La concentration de la richesse chez Airbnb

Dans une étude commandée par des élus montréalais et publiée en 2021 par le chercheur de l’Université McGill David Wachsmuth, de gros joueurs sont bien présents sur Airbnb. Ils s’accaparent la majorité des revenus. «Le premier 1 % des hôtes a gagné 39,3 % de tous les revenus l’an dernier et les 5 % les plus performants ont obtenu la majorité (57,9 %) de tous les revenus», écrit l’auteur.

D’après une étude publiée par Radio-Canada en 2019, 10% des hôtes montréalais d’Airbnb ont reçu 63% de toutes les évaluations associées aux annonces. Ces résultats montrent que les hôtes d’Airbnb, loin d’être ces petits propriétaires qui veulent arrondir leur fin de mois, sont en fait des entreprises multinationales qui contrôlent à grande échelle la location de courte durée. 

Le fait que la propriété tend à se concentrer entre quelques compagnies dans chaque secteur de l’industrie n’est pas nouveau. Déjà en 1916, les marxistes produisaient des analyses sur ce processus. La concentration de la propriété apporte des situations de monopole ou d’oligopole. Dans une situation où quelques gros joueurs contrôlent le marché (oligopole), ces derniers peuvent s’organiser pour fixer les prix ou déterminer la qualité du produit sur le marché.

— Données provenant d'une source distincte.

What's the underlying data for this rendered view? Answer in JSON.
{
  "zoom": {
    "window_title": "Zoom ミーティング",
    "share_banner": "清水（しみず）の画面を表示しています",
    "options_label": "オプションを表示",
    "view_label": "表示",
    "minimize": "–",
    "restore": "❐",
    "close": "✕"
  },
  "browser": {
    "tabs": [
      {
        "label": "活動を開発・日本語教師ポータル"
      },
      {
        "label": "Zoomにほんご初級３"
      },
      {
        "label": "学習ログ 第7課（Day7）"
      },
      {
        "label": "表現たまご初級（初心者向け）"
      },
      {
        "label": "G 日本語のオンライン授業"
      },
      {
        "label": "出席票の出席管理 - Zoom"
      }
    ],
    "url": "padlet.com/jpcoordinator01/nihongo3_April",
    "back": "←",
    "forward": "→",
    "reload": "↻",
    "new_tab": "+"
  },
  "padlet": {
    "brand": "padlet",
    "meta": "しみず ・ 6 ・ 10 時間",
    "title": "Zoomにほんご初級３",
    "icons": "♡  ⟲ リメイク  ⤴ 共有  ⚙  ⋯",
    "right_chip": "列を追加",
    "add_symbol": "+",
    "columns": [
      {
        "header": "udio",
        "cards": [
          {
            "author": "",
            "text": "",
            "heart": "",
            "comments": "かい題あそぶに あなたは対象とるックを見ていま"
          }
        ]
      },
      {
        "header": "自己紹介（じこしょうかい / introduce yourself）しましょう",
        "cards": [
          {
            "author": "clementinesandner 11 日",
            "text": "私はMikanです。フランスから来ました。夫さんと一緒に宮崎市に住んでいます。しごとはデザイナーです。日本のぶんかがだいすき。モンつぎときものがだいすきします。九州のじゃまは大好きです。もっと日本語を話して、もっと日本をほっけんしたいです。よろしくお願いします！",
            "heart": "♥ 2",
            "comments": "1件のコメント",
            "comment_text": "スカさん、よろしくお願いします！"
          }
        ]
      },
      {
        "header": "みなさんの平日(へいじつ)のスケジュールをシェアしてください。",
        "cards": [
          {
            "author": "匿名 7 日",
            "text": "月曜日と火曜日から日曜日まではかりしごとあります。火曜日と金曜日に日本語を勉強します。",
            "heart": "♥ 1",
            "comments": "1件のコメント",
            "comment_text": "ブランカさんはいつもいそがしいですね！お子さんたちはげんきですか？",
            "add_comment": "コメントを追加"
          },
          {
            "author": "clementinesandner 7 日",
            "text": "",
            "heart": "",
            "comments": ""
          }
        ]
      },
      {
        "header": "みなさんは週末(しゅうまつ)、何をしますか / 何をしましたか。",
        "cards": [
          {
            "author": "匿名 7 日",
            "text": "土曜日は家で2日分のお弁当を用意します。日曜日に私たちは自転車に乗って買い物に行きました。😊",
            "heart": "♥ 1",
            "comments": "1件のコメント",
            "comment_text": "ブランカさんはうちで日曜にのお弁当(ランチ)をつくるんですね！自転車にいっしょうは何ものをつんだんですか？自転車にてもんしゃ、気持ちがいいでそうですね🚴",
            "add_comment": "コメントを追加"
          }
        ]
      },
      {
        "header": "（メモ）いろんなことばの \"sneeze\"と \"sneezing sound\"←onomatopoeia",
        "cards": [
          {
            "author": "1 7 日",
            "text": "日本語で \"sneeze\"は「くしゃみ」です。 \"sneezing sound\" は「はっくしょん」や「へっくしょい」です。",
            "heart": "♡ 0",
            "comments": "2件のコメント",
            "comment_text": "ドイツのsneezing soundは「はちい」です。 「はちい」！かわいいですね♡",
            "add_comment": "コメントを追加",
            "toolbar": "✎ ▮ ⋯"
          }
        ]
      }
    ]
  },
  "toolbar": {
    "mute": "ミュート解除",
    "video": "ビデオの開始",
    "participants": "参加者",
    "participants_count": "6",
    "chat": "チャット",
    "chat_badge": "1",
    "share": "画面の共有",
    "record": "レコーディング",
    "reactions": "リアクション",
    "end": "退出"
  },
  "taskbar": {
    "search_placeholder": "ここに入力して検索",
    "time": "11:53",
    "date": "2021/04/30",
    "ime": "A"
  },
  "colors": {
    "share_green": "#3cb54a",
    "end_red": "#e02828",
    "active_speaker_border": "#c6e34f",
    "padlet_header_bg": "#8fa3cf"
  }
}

La monopolisation d’un marché apporte avec elle une obligation d’exploitation maximale, aux dépens du produit ou du service offert. Par le passé au Québec, le développement immobilier se faisait avec un développeur immobilier (entrepreneur) et un créancier (banque). Apparues en 1993, les Fiducies de placement immobilier (FPI) sont des véhicules de placement immobiliers qui possèdent, exploitent, développent, gèrent, acquièrent ou financent des biens immobiliers. Les FPI combinent donc tous les rôles. Elles sont désormais les joueuses incontournables des marchés immobiliers internationaux.

Le taux de rendement de leur produit – par exemple le microcondo – est plus profitable que des placements en bourse. Ces hauts rendements poussent les FPI, les promoteurs et les autres spéculateurs immobiliers à prendre de l’expansion dans tous les quartiers de toutes les grandes villes du monde. Les vagues mondiales de gentrification des dernières années ont été engendrées par cette course folle à l’argent facile.

Les FPI possèdent des quantités titanesques de capital à investir. Avec cet argent, une FPI ou tout autre géant de la finance peut acquérir le monopole des immeubles ou les logements de quartiers entiers. Avec un tel monopole, ces entreprises peuvent contrôler le développement urbain.

Nos quartiers ne sont pas à vendre!

Cette pression financière est politiquement plus forte que n’importe quel discours bienveillant ou pétition de principe pour les locataires. Le pouvoir de l’argent prend nos villes en otage. Les élites politiques y sont assujetties.

À l’impossible, il faut mettre de l’avant le nécessaire. Devant cette force financière, nous devons mobiliser la force de notre nombre, de notre classe sociale, pour arracher nos villes des griffes du privé. 

Se loger de manière décente et sécuritaire – à court ou à long terme – ne devrait pas être un problème d’argent. Personne ne devrait être évincé de son logement par un propriétaire avide d’argent facile réalisé grâce à l’hôtellerie illégale. L’inaction des différents paliers de gouvernements les rend illégitimes à représenter les locataires du Québec. Organisons-nous dans la rue et aux parlements pour :

  • Interdire la location de courte durée pour tout type de résidence!
  • Fixer de fortes amendes à Airbnb pour toute option de location illégale!
  • Débusquer et exproprier les propriétaires avides qui s’adonnent à l’hôtellerie illégale!
  • Convertir leurs « résidences touristiques » en auberges et en logements publics réellement abordables!
  • Se débarrasser des partis politiques qui représentent les intérêts des propriétaires véreux, des promoteurs et des spéculateurs immobiliers!